Boldly re-opening this task, given the details mentioned in T215217#6665452 have not been published (it's been several months now, outside the "weeks" range) and the primary problem of beta cluster being unmaintained and broken is still an issue.

I just linked this task to someone today after explaining that, afaik the code ownership of beta is stalled and I don't know why. So an open status makes the most sense indeed.

@Majavah - yes, this work has stalled due to a shift in my priorities over the last few months. However, it's back on the "front burner". I think it makes sense for this task to remain open until a plan has been pulled together and published.

Just noting here that the deployment-prep Cloud VPS project currently has 30 instances running Debian Stretch, which must be upgraded or deleted by May 2022. These include:

  • The entire media storage (Swift) cluster
  • The entire ElasticSearch cluster
  • kafka-main and kafka-jumbo clusters, responsible for the MW job queue, purging cached pages, and other tasks, plus Zookeeper responsible for providing authentication to all Kafka clusters
  • Multiple miscellaneous support services

Is anyone going to work on those?

Should we consider it necessary to have support for longer, https://deb.freexian.com/extended-lts/ could be an option. Note, both the timeframe and specific support would have to be defined. I would also caution this is NOT a "solution" to avoiding upgrading these instances. However, it could be part of a plan to upgrade if needed.

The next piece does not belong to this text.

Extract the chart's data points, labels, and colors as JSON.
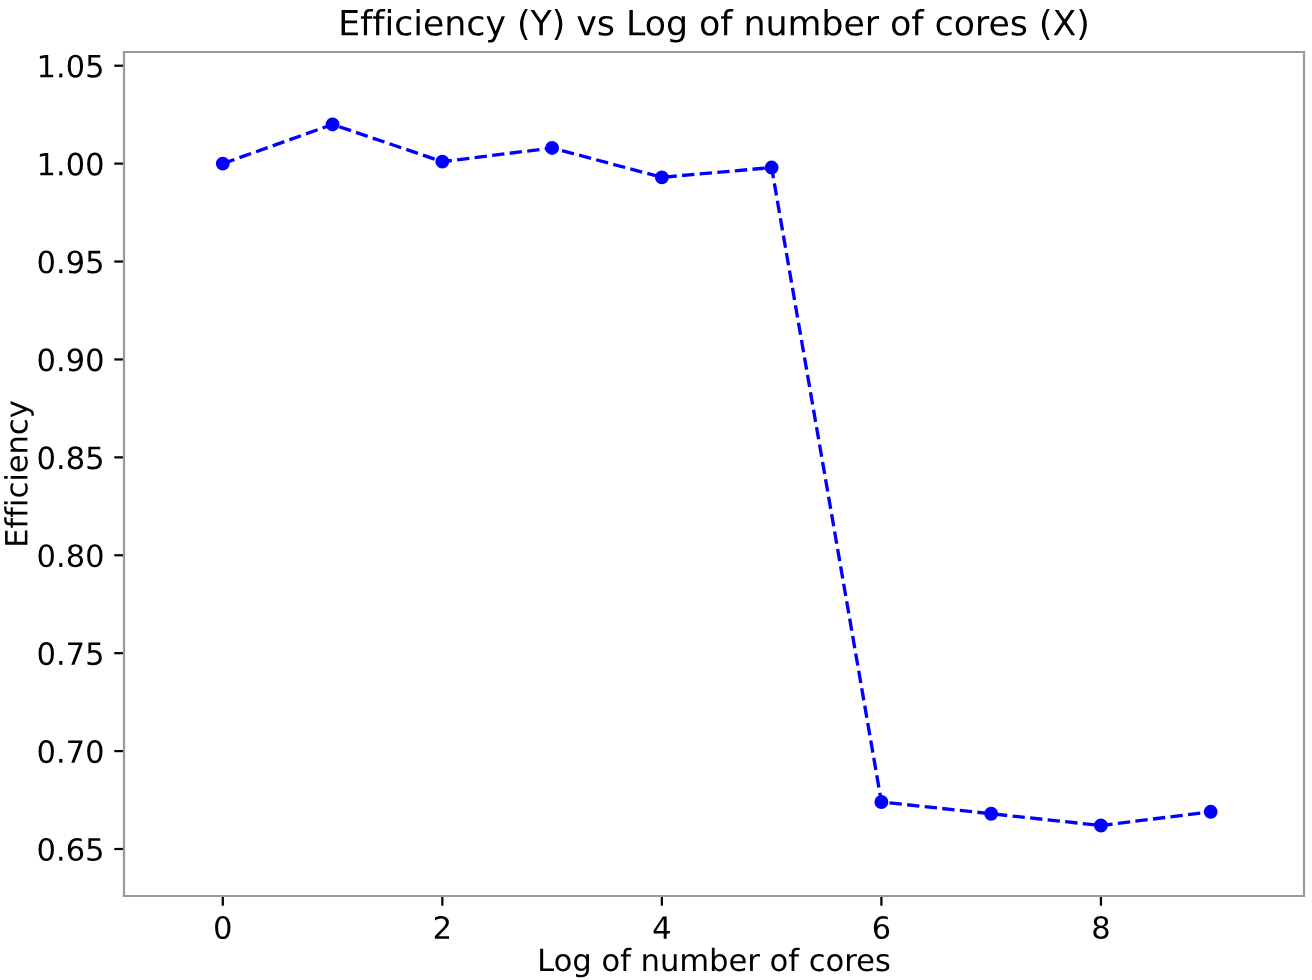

In T215217#7796938, @Majavah wrote:

Just noting here that the deployment-prep Cloud VPS project currently has 30 instances running Debian Stretch, which must be upgraded or deleted by May 2022.

Thanks for raising this, @Majavah and for all the work you've done on beta — it's in a better place than you've found it.


As I mentioned in T215217#6610236, Release-Engineering-Team cares if Beta is down; however, we're not resourced to rebuild all of beta (which is what needs to happen now).

My current plan is to draft something for the tech decision forum so we can figure it out together.

Should we consider it necessary to have support for longer, https://deb.freexian.com/extended-lts/ could be an option. Note, both the timeframe and specific support would have to be defined. I would also caution this is NOT a "solution" to avoiding upgrading these instances. However, it could be part of a plan to upgrade if needed.

If this is an acceptable solution to buy time, I'm in favor of doing this.

In the time that this would buy, we can figure out how to sustain beta (I hope).

Pinging because one month has passed since the last comment on this.

For everyone's info, currently no Code-Stewardship-Reviews are taking place as there is no clear path forward and as this is not prioritized work.
(Entirely personal opinion: I also assume lack of decision authority due to WMF not having a CTO currently. However, discussing this is off-topic for this task.)

I would like to point out that especially on dewiki, beta is used actively downstream for development of templates, modules, javascript etc., with permissions elevated in comparison to production. It would be a pity to lose these capabilities.